There is no escape, the more you talk to Salvatore the more you realize that behind that magic circle that responds to the name of Neapolitan Pizza there is a mysterious, contradictory and indefinable world like the city that produced it.

So much research makes one wonder what it should lead to? For Salvatore Salvo "A fundamental goal, which is still far away, is that when we talk about pizza we are talking about quality. Today we are inspired by how one works in certain bistros, in certain starred restaurants, we believe that the type of work done can also be transmitted to pizzerias, also evolving the concept of shop. In Naples there is a conception that I no longer like, of the very spartan service left to the little boy on duty or to the lady with the house apron, served at home because what matters is the good pizza. But the pizzeria is a place where the family spends more and more time, they get together. And with the changed economic conditions, the family is also asking for a more refined environment and service. And of course a quality product that lives up to it. Between Naples and the province there will be at least 10.000 pizzerias, but those where one can speak of a product of excellence and quality are still few. And my regret is that they are always the same despite the paths that we and our more successful colleagues have taken in recent years. I'm sorry to say it but we are sometimes aped rather than followed. We are not forerunners or prophets but it is certain that we have to break down the equation: pizza equals cheapness or product massification”.

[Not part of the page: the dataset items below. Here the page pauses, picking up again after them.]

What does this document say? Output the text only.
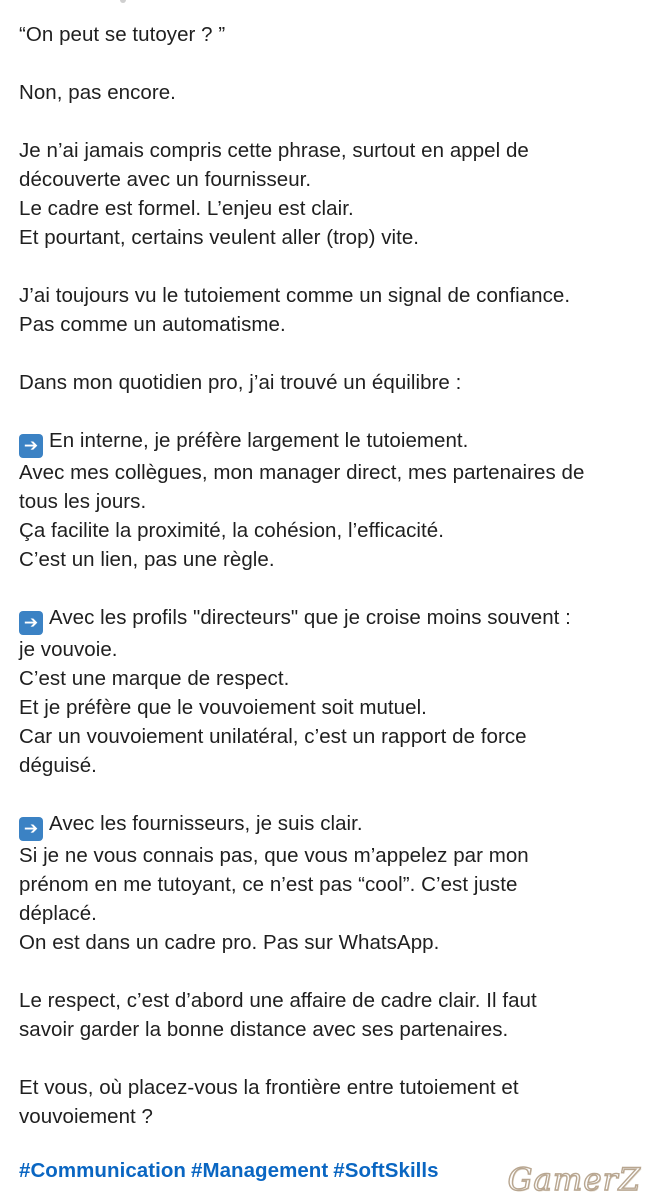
“On peut se tutoyer ? ”
Non, pas encore.
Je n’ai jamais compris cette phrase, surtout en appel de
découverte avec un fournisseur.
Le cadre est formel. L’enjeu est clair.
Et pourtant, certains veulent aller (trop) vite.
J’ai toujours vu le tutoiement comme un signal de confiance.
Pas comme un automatisme.
Dans mon quotidien pro, j’ai trouvé un équilibre :
➔ En interne, je préfère largement le tutoiement.
Avec mes collègues, mon manager direct, mes partenaires de
tous les jours.
Ça facilite la proximité, la cohésion, l’efficacité.
C’est un lien, pas une règle.
➔ Avec les profils "directeurs" que je croise moins souvent :
je vouvoie.
C’est une marque de respect.
Et je préfère que le vouvoiement soit mutuel.
Car un vouvoiement unilatéral, c’est un rapport de force
déguisé.
➔ Avec les fournisseurs, je suis clair.
Si je ne vous connais pas, que vous m’appelez par mon
prénom en me tutoyant, ce n’est pas “cool”. C’est juste
déplacé.
On est dans un cadre pro. Pas sur WhatsApp.
Le respect, c’est d’abord une affaire de cadre clair. Il faut
savoir garder la bonne distance avec ses partenaires.
Et vous, où placez-vous la frontière entre tutoiement et
vouvoiement ?
#Communication #Management #SoftSkills	GamerZ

In fact, thinking about it in the last 15 years, pizza has undergone a massification process similar to that of hamburger bars with famous brands, but the levels often remain, so to speak, approximate. "This is precisely the point - Salvatore enthuses - we absolutely have to recover the concept of quality, of that pizza maker who took the tomatoes from the farmer or like my father did who went to buy tomatoes in Herculaneum in October because that was the only tomato that he could put in his pizzas. Or when you went to get the mozzarella directly from the dairy that made it in front of you". It is that leap in quality that has allowed Italian catering to place itself immediately after France among the international cuisines of excellence. Study, choice of raw materials, cooking techniques, Choices that have paid off as evidenced by the number of Michelin stars that today shower every year on Italian restaurants. “The same thing – now that it's a World Heritage Site – should happen for pizzerias. Those premises which, in order to keep prices low, have betrayed its qualitative characteristics by resorting to industrial supplies, have caused serious damage to the image of one of the flagships of Made in Italy in the world.  The time has come to rethink the concept of pizza as a concept of absolute quality”.

Meditating on Salvatore's words, one thinks that actually when we eat a Neapolitan pizza it is as if we were renewing a mystery rite in the magic of a city with a thousand faces, a thousand stories, a thousand whys. And the secret is perhaps in its thousand souls, which always bring back the flavors and scents of this sun-kissed land that has gone through the centuries while always remaining true to itself.